Department stores have become an expensive luxury and only those with a unique selling point – such as upmarket Harrods, Selfridges and Harvey Nichols – and those with a reputation for good prices and reliable service – notably John Lewis – will be survivors.
House of Fraser has historic problems. Under successive owners and managements it became the buyer of last resort for famous old branded stores, but unsteady and revolving ownership meant it lacked the cash flow and investment to turn their stores into must-go destinations.
Slump: House of Fraser’s Oxford Street store in central London has become a desert unable to compete with better resourced upmarket neighbours
In spite of a focus on upgrading its flagship Oxford Street store the shop had become a desert, unable to compete with better-resourced upmarket neighbours.

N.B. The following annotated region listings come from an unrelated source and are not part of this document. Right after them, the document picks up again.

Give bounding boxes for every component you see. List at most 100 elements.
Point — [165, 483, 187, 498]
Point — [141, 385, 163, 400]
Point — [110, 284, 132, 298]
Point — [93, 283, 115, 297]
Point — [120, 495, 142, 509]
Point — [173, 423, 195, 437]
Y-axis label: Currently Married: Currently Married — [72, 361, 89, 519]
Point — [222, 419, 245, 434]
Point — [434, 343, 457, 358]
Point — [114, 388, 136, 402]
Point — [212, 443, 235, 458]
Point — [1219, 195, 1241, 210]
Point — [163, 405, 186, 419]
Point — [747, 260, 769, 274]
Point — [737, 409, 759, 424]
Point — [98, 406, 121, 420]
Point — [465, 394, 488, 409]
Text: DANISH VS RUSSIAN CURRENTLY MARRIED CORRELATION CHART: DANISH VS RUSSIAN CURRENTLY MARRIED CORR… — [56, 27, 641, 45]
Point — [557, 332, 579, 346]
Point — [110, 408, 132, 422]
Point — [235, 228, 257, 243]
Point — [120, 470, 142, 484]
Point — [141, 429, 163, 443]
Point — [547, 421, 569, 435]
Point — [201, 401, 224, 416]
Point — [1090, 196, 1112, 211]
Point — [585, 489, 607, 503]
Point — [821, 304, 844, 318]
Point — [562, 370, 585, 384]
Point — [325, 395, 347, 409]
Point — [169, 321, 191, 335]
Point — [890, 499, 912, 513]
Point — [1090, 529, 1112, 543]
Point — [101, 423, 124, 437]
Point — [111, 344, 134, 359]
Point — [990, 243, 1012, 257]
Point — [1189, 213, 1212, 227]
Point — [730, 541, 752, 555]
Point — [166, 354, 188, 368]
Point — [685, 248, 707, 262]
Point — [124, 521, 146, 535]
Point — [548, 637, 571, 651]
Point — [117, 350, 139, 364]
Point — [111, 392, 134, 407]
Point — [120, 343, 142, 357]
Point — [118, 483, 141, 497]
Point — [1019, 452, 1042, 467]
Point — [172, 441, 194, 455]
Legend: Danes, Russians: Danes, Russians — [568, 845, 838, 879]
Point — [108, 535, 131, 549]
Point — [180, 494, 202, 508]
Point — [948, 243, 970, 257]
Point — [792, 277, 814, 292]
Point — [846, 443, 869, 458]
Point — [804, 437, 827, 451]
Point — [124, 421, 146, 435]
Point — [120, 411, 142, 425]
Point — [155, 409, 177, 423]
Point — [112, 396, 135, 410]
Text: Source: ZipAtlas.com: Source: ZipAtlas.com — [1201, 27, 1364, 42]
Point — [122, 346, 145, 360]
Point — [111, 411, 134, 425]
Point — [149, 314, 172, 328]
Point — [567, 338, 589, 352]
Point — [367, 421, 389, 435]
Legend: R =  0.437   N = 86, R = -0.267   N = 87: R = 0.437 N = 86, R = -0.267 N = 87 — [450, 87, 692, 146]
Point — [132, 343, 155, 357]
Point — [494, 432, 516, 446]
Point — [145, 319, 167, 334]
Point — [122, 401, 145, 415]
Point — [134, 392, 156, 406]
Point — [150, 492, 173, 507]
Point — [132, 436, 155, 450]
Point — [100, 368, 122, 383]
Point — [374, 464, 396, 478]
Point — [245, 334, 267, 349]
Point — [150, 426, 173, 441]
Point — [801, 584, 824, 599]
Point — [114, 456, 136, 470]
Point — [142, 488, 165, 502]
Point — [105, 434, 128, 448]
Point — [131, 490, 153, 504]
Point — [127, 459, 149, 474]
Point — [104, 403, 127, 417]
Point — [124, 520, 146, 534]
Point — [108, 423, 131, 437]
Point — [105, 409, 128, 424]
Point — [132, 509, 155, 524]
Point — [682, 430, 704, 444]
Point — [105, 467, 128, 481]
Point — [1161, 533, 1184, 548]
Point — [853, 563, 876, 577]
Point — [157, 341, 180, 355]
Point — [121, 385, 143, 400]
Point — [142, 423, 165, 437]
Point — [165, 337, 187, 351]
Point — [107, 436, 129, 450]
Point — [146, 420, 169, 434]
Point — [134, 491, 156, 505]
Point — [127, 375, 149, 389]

There will be a great deal of whingeing from the British Property Federation, representing landlords, over the use of ‘company voluntary arrangements’ used by new or related party owners (as in the case of House of Fraser) to chisel down rents.
Before anyone starts to shed crocodile tears it is to be remembered that for generations property owners, whether they be big real estate companies such as British Land or pension funds, have lived high off the hog on upwards-only rent reviews.
That is why some of the smarter retail chains of the recent past, Tesco and Marks & Spencer to name two, had property ownership written into their DNA.
They did not wish to be at the mercy of landlords who regarded rent reviews as an annuity delivering ever-higher yields.
It is not just rapacious landlords which helped to destroy House of Fraser, Mothercare and up to 100 M&S stores. The Government must also bear responsibility.
The squeeze on public spending initiated by George Osborne cut the subvention to local government from the Exchequer by up to 40 per cent at a time when costs have been rising because of social care needs.
The response of councils has been to ratchet up business rates as a revenue stream.
The Fraser closures are far from random. Most are on older high streets where custom has fallen. Stores on new sites, such as Westfield in west London, will survive.
There is a halo effect in the well-run malls, which are as much social gathering places as shopping emporiums.
Needless to say there is also Amazon, a job creator in logistics, but the enemy of even the most successful names in the shopping centres.
Clearly, the Fraser closures will be a shock for the 6,000 loyal staff affected and risk adding to the dilapidation on many high streets especially in towns north of Watford.
Nevertheless, there are still new and growing retailers out there from B&M and Wilko, at the no-frills end of the market, to Joules and Superdry.
What goes around, comes around.
The casual fashion in which Masayoshi Son of Softbank sold 51pc of ARM Technologies in China at a knockdown price needs to be examined.
It may not breach investment and headcount undertakings, which ARM made at the time of the 2016 takeover, but it is not in the spirit of the agreements.
If such a deal were to have been engineered by an American company, the Committee on Foreign Investment in the US, Commerce Department and security services would have been all over it.